Surprisingly, a lot of businesses and startups tend to choose a shared hosting package or a VPS when starting out online, while some of the more advanced companies are going with cloud hosting because it’s newer and supposedly much better. However, I would argue that a dedicated server is always a better choice than any of the other solutions. Here are just a few advantages that a dedicated server has over shared, VPS and cloud hosting:
Better security. A dedicated server is basically your own physical machine that sits in a data center connected permanently to the World Wide Web. What’s on the machine is nobody else’s business, and if you or your company’s techs are at least somewhat good at managing servers and operating systems, you will get the best security possible on a dedicated server. Shared hosting and VPS have long been proved less reliable when it comes to hacking and DDoS attempts – if any other account/virtual machine on the physical server is compromised, there’s a high chance that yours is, too. Needless to say, that can be extremely bad if your business depends on it. Cloud hosting is no more reliable than VPS and has pretty much the same issues.

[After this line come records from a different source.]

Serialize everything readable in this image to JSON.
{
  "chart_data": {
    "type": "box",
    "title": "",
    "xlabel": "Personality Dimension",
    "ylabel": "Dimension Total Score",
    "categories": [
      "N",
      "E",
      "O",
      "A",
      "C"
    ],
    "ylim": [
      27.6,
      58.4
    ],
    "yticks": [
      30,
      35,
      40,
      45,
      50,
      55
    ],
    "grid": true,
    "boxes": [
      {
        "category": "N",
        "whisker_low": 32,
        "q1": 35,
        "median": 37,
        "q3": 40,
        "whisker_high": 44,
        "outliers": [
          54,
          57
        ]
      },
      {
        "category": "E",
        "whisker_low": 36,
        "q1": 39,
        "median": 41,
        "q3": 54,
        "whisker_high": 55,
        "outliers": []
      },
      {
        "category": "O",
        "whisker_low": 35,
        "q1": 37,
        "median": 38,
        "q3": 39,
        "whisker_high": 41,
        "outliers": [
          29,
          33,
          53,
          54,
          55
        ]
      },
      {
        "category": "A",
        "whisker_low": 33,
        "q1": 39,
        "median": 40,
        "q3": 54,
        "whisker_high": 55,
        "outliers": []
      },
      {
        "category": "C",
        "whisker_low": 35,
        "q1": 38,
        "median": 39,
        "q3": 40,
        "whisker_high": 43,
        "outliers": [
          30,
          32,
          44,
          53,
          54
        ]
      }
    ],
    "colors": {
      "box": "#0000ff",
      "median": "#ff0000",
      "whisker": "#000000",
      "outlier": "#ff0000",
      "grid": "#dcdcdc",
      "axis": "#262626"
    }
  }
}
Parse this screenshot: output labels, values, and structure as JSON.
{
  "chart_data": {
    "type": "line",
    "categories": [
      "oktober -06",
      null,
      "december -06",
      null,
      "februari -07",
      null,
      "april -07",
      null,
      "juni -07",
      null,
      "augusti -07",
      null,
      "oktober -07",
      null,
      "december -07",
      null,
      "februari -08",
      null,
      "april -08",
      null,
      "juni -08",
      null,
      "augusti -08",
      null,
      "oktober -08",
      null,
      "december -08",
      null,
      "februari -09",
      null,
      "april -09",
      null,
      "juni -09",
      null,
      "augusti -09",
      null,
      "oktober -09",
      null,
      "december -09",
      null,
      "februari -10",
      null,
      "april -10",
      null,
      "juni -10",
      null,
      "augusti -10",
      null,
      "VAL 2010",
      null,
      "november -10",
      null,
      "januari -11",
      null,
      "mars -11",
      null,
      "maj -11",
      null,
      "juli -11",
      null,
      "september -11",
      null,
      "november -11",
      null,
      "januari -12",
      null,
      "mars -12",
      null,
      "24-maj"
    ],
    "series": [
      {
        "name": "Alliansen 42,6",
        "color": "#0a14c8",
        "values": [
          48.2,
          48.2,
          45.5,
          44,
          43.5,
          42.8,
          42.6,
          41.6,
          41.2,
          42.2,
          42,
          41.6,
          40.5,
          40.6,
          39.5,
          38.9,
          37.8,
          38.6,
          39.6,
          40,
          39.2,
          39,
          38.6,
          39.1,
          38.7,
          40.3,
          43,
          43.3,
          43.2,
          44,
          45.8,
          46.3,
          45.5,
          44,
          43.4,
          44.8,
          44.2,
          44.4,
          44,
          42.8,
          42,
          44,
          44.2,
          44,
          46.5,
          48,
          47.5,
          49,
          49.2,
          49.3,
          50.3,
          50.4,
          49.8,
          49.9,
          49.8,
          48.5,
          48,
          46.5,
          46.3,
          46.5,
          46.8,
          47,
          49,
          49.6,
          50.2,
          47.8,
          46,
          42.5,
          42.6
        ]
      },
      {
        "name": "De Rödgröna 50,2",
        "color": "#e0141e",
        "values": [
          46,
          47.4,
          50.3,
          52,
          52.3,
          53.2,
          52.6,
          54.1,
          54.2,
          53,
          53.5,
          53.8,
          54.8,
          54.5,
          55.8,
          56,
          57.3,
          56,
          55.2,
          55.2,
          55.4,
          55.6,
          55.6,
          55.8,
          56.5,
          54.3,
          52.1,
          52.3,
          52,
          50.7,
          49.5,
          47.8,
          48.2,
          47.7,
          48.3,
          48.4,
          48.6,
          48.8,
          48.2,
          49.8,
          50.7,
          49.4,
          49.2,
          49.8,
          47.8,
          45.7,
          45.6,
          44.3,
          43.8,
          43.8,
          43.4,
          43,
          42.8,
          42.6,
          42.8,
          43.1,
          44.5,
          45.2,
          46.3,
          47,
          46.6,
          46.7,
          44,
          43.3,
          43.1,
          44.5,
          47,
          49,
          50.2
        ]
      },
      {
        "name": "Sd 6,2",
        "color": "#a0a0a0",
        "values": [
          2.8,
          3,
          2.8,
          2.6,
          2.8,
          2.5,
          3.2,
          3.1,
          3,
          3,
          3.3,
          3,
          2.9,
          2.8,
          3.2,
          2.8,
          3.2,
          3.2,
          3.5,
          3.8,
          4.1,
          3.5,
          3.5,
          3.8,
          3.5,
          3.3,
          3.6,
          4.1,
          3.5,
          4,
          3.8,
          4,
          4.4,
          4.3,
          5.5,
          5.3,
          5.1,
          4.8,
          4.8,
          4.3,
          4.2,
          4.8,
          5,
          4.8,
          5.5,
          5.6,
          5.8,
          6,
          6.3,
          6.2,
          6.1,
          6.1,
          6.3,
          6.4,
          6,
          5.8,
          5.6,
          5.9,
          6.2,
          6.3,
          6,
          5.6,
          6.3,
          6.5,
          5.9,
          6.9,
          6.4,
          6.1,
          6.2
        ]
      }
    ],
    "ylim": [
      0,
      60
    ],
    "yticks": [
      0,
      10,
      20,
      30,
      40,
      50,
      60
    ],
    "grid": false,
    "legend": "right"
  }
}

When you have a single dedicated machine, it’s much harder for hackers to break into it and access your files or DDoS your machine – of course, that’s assuming you have a good system administrator.
Highest Performance. Because you have your own box that no one else uses when you get a dedicated server, you’ll also get the highest performance out of it. First of all, your machine is connected by a separate network cable, meaning you get all the bandwidth you pay for (and I recommend getting the 100 Mbps link, you never know when your site can get Dugg, Slashdotted or HackerNews’d), plus you can configure everything to your heart’s desire – with just a few modifications, even the cheapest single core server with 1 GB of RAM can serve hundreds or even thousands of pages per second.
Very flexible and customizable. Again, you can easily customize everything on a dedicated server – and I mean everything, you can even delete the whole OS and replace it with a custom built solution that your business employs. You can remove the sluggish Apache and replace it with Lighttpd or Nginx, install a database caching package like memcached, reconfigure the partitions and the RAM allocation, and much more – even the cheapest box can be made into a lean, mean, page serving machine.
Cheaper in the long run. Even if it doesn’t seem like it right away, a dedicated server is actually cheaper in the long run. First of all, you won’t have to worry about downtime (which can be pretty bad on your Search Engine rankings because Google checks and drops the pages pretty fast now) when switching to a more powerful hosting package. Second, dedicated servers are cheap already – you can find them for less than $100 for a nice configuration from a reputable provider (obviously, you shouldn’t go with the cheapest solution for your production environment).
A dedicated server is the best choice you can make when choosing a hosting solution for your business, especially if you’re serious about it succeeding. Compared to other solutions, a dedicated machine is safer, faster, much more flexible and cheaper – there’s really nothing more to ask from a hosting package.